We may be in the most divisive and contentious season of American life since the ‘60’s…the 1860’s. Everywhere we turn, thoughtful, civil conversation has been tossed out the window. Of course, it’s nothing new to have social conflict during an election year, but our current issues run far deeper than political differences. Lives are at stake—our own and the people we love. At this moment, over 190,000 Americans have died from a virus that some consider a hoax. On September 4, a new model used by top health officials projects the number of deaths in our country will go over 410,000 by January 1, 2021.

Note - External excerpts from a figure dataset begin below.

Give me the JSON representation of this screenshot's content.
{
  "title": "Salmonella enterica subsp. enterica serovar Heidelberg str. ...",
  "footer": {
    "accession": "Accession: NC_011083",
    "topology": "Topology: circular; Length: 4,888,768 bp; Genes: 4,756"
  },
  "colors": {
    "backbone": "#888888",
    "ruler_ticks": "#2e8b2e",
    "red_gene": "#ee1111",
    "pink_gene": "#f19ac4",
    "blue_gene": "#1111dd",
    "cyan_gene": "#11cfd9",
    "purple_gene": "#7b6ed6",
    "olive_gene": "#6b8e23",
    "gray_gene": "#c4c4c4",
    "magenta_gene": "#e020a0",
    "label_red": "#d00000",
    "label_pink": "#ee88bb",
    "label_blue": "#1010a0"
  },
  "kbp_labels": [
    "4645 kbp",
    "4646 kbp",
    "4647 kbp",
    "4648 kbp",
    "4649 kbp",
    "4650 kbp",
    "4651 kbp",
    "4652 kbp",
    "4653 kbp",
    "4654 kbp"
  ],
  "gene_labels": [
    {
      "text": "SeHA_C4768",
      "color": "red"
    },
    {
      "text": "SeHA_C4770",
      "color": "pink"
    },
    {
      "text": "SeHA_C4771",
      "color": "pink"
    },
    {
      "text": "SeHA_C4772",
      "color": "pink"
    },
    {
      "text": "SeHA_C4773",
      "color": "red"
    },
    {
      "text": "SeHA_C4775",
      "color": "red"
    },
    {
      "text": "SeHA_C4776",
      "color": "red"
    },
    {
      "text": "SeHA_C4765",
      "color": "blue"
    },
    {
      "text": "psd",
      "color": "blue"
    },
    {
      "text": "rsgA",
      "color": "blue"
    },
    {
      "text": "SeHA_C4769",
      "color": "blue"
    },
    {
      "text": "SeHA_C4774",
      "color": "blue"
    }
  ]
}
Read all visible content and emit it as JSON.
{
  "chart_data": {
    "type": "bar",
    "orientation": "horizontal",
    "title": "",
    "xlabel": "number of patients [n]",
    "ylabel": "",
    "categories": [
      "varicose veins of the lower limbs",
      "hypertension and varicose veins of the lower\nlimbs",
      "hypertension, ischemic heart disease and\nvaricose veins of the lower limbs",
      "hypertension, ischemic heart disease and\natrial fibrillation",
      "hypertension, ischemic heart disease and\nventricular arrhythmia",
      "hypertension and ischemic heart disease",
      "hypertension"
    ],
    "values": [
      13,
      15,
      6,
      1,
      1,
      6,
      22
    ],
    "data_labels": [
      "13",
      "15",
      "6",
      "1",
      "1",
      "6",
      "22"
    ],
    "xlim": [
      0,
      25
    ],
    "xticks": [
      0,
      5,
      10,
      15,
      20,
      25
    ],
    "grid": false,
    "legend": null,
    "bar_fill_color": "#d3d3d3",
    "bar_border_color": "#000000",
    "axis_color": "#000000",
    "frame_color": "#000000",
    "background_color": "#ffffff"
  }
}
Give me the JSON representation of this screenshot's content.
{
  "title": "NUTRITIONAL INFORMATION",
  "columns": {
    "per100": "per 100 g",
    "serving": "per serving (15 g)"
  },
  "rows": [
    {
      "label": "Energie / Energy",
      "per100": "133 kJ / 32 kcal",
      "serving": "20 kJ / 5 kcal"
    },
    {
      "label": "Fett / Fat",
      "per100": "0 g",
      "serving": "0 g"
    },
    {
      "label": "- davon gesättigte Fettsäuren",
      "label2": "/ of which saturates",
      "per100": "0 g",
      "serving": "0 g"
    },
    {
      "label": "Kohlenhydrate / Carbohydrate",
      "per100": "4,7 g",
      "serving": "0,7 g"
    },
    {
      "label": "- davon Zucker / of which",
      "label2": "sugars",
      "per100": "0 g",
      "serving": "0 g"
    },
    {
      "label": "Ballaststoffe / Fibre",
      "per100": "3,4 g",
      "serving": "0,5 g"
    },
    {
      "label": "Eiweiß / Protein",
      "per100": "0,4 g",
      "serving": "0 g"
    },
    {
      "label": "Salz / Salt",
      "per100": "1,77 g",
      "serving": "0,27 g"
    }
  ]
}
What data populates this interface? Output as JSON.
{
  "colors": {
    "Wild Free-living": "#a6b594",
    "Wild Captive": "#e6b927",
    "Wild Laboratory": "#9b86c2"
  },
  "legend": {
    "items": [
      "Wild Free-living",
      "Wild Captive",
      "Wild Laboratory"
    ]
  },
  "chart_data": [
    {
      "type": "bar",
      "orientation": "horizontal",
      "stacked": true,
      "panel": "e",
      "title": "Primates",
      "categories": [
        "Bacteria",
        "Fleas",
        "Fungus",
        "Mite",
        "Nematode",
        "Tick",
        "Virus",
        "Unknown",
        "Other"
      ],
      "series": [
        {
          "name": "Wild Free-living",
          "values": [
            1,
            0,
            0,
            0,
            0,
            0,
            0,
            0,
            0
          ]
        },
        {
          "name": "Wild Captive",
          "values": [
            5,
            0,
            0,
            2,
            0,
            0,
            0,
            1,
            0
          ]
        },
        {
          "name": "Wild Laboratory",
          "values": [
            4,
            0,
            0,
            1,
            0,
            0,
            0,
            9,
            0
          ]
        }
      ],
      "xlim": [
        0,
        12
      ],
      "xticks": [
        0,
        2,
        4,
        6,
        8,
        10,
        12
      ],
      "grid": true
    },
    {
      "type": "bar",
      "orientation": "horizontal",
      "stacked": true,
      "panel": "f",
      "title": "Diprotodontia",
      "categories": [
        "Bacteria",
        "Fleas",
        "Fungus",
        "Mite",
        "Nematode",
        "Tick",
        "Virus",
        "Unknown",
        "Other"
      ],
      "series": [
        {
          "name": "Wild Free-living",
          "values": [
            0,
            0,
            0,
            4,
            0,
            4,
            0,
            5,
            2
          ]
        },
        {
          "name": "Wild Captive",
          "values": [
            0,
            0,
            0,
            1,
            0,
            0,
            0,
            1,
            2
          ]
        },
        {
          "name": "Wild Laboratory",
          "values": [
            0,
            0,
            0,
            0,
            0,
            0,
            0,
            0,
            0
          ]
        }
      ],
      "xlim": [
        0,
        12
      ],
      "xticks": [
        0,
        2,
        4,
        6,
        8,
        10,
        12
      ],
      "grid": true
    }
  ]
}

The relentlessness of this virus has created a deep angst. By now, we all know someone who has tested positive for COVID-19. It may be us. Some of us have had loved ones die. On Monday, Sept. 7, our first United Methodist pastor in Missouri died from COVID. Rev. Fred Luper was the pastor of Elwood and Onward UM Churches. Please pray for his wife Jane, their children and grandchildren, his churches, and all who loved him. There are at least 14 more UM pastors in Missouri battling COVID. Please seek God for their full healing.

The tragedy of a worldwide pandemic would be more than enough to ratchet up our rhetoric, but there’s more. Multiple videos of deadly racial injustice have rattled our nation’s soul. Thankfully, a broader awareness of personal and systemic racism is bringing hope for new and long overdue progress. More white Americans than ever before are seeing the deeper problem and desiring to address unresolved issues.

The final trial of this troubling trifecta is an economic meltdown. With over 22 million jobs lost in April and May, economists now say millions of those jobs, perhaps 40 percent, are gone forever. The personal toll of these economic losses on individuals and families is impossible to gauge.

When our lives, our livelihoods and our dignity are on the line, the first casualty is civility. With so much at stake and emotions running so high, we are seeing extraordinary levels of hurtful and sometimes hateful speech on social media, among families and friends, in schools, in workplaces, and even in churches. But we don’t have to stay caught in conflict. It’s a choice. In a quarrelsome culture, here are 5 Ways to Save Civility.

  1. Begin where you agree. Find common ground and stand there first.
  2. Be a learner, not a judger. We naturally default to judging, assigning blame, and thinking, “What’s wrong with them?” Instead, switch to a learner mindset and ask, “What can I learn?” “What do I want for others & for me?” “What assumptions am I making?” Jesus put it this way, Do not judge, or you too will be judged.
  3. Stick to the facts. Avoid exaggeration or embellishment. Sticking with verifiable facts builds trust.
  4. Speak like you are right and listen like you are wrong. By all means, hold your convictions, but hold them with humility. Say, “This is what I believe. Help me understand what you see that I don’t see.
  5. Win the person, not the argument. Winning an argument at the cost of losing someone for whom Christ died is too high a price. The Apostle Paul counsels Christ followers to “speak the truth in love” (Ephesians 4:15). Even if we ultimately agree to disagree, we can still love others by respectfully treating them as we would want to be treated. Love is something we do.

In conflicted times, people long for someone to model a more excellent way. At the height of the Civil War, Abraham Lincoln delivered a speech that referred to Southerners as fellow human beings who were in error. An elderly lady chastised him for not calling them irreconcilable enemies who must be destroyed.

“Why, madam,” Lincoln replied, “do I not destroy my enemies when I make them my friends?”

Perhaps Abe was on to something, something we need today.